Usually the Coen brothers juggle ensemble casts and splintering storylines very well, as in the case of this year’s Hail, Cesar!. Their movies are usually meandering, idiosyncratic journeys that fall apart and get tied back together in sometimes messy, sometimes not, satisfying little packages. They’ve developed a reputation for writing not one but multiple iconic characters in any given single film. Except, with The Ladykillers neither of those things happens. You spend virtually no time getting to know any of the characters. You don’t know why they’re there. Tom Hanks’s accent is terrible. Then, you get some weird moral lesson about greed.

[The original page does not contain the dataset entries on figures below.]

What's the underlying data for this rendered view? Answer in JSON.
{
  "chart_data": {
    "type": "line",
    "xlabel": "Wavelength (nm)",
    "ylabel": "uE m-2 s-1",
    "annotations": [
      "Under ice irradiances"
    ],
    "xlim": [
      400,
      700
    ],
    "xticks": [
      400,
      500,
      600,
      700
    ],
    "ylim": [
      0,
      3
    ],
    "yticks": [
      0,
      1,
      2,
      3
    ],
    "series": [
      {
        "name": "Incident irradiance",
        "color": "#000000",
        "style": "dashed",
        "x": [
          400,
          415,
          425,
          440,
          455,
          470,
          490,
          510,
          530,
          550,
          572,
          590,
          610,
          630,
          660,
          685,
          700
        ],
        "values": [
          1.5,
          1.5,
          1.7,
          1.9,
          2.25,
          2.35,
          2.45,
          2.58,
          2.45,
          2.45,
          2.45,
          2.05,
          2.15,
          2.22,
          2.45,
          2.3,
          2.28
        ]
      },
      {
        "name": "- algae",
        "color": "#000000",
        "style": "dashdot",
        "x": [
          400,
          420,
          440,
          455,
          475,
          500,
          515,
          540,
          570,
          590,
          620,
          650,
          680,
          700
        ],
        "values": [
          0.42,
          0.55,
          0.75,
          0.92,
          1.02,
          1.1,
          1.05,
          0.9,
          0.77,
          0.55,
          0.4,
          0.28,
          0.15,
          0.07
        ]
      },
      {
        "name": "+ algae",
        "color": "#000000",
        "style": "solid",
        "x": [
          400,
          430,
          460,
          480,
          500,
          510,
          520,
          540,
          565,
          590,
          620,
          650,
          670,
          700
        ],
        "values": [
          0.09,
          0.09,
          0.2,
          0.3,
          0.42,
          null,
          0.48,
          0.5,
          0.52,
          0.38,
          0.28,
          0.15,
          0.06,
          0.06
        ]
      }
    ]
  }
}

It’s also supposed to be a comedy, but the jokes are half formed and not funny. Most of them are based off of racial stereotypes, some of them are bad poop jokes, and an even fewer number of them attempt to be dark comedy. It really feels like watching someone at a party trying to practice their amateur standup routine loudly and awkwardly, while everyone has long since stopped paying attention. Maybe I’m too sensitive to understand the appeal of this humor, but I feel like there’s a right way and a wrong way to make a poop joke.

The Ladykillers is a train wreck. There’s no clear story. The characters are two dimensional. And the poop jokes are bad. I guess everybody, even the Coen brothers, has to make a flop sometime.